Thinking about that kind of gossipy, unimportant crap falls away in the presence of Adam Randolph's paintings. Randolph's brother, a Santa Fe sculptor, won the auction on his behalf and Linda Durham Contemporary Art (1101 Paseo de Peralta, 466-6600) wound up with much more of a show than it might have hoped.
Bathtub Paintings
, Randolph's interpretation of life as seen from the seat of a social worker in a high welfare area, or, as he puts it himself "weak, frightened, partitioned third world America," would be a visual bludgeoning based on content alone, if not for the artist's weary but expert sense of light and balance, his sheer miserable love of the "broken, sick, sickening" figures that he paints. Both emaciated and gigantic forms haunt and engage various "bathtub" objects in most of the works, the tub being a place of vulnerability and openness and curiously quixotic possibility. A similar tone is set in my favorite of the works, "Self-Portrait with Shovel," in which a man stands, hairless and naked in the foreground, his skin rendered in angled, mani-toned strokes, with a single horizon line separating a lower quarter of darkness from a subtle tangle of light consuming the top of the painting. A leaning shovel describes the horizon break as the difference between floor and wall, but the eye remains unconvinced. As open-ended as Randolph's spatial relationships are, his content and emotion are equally vexing-and engrossing. Is the shovel death? Life? Work? All possibilities are also inevitabilities and the fixed gaze of self-portrait does nothing to share which meditation is holding the moment. Randolph, more aware of what he's doing and why he's doing it than many artists, sums up his work, more outsider sociology than outsider art, better than I can when he suggests that his paintings require, "equal parts of intense control and loose defiance." Through April 29.
PLANNED PLANET
Even with my newfound and intense distaste for public input on master plans, I was unable to resist the siren call of the Warehouse 21 Downtown Vision Plan meeting. Created to draw droves of youngish folks, the attendance was thin for my taste, especially after the small throng of punkish youths hanging about proved to be just waiting until we were done and they could plug in the amps and do something that, you know, matters. But those who were there had intelligence and focus-however matching that with City Councilors Karen Heldmeyer and Rebecca Wurzberger and a snarl (or is it a snafu?) of city planners, resulted in a bit more debating than visioning. Still, one interesting consensus is that the new county courthouse complex, which is meant to displace the former Paramount and the Blue Monkey Salon and School, is a bigger issue than small business and club space-it goes to the very heart of how limited real estate should be used at the heart of downtown. The question we were left with was how to convince the city that they should horse trade with the county to keep that prime Montezuma block from being used for a bureaucratic behemoth. Don't tell her I told you, but Councilor Heldmeyer said to call her with any bright ideas (955-6818).

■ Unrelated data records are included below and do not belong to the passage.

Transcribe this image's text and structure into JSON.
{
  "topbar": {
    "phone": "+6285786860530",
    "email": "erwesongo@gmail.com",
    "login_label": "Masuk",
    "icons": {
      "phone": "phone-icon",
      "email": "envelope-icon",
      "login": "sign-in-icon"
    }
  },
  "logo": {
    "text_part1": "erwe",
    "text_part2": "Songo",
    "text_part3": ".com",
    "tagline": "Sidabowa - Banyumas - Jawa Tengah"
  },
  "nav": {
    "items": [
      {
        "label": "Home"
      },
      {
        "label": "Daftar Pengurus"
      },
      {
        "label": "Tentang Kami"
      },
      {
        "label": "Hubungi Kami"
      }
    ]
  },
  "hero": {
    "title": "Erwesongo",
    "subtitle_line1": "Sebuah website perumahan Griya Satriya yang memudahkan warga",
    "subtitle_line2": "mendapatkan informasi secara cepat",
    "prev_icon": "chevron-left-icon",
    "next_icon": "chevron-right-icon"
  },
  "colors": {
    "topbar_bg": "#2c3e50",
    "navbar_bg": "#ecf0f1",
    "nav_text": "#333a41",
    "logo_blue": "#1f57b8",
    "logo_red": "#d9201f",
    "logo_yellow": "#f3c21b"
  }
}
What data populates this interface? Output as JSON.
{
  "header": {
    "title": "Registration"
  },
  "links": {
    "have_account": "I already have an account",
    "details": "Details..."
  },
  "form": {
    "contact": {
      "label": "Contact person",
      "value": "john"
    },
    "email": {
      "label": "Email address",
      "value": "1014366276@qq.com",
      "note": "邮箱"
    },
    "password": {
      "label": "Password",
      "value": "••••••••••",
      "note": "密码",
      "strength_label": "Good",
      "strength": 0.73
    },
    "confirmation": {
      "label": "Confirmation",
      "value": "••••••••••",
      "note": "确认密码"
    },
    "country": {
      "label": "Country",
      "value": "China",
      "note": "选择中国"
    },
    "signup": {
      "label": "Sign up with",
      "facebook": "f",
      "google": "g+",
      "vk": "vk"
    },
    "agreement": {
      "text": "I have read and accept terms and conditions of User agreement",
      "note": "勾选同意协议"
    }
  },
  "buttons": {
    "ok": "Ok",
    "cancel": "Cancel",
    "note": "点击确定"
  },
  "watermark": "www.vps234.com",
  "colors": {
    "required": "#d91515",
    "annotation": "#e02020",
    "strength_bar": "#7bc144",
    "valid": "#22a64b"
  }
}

Maybe downtown needs to take a cue from Second Street, where local businesses, denizens and activists have (with the aid of the McCune Charitable Trust) launched The Triangle Messenger, a very cool neighborhood-wide DIY media effort packed with articles about life in the so-called Triangle District. To learn how one bright neighborhood is taking responsibility for its own development and future, grab your copy at Azulito Boutique, Back Road Pizza, Second Street Brewery, Cloud Cliff or, you know, lots of other places.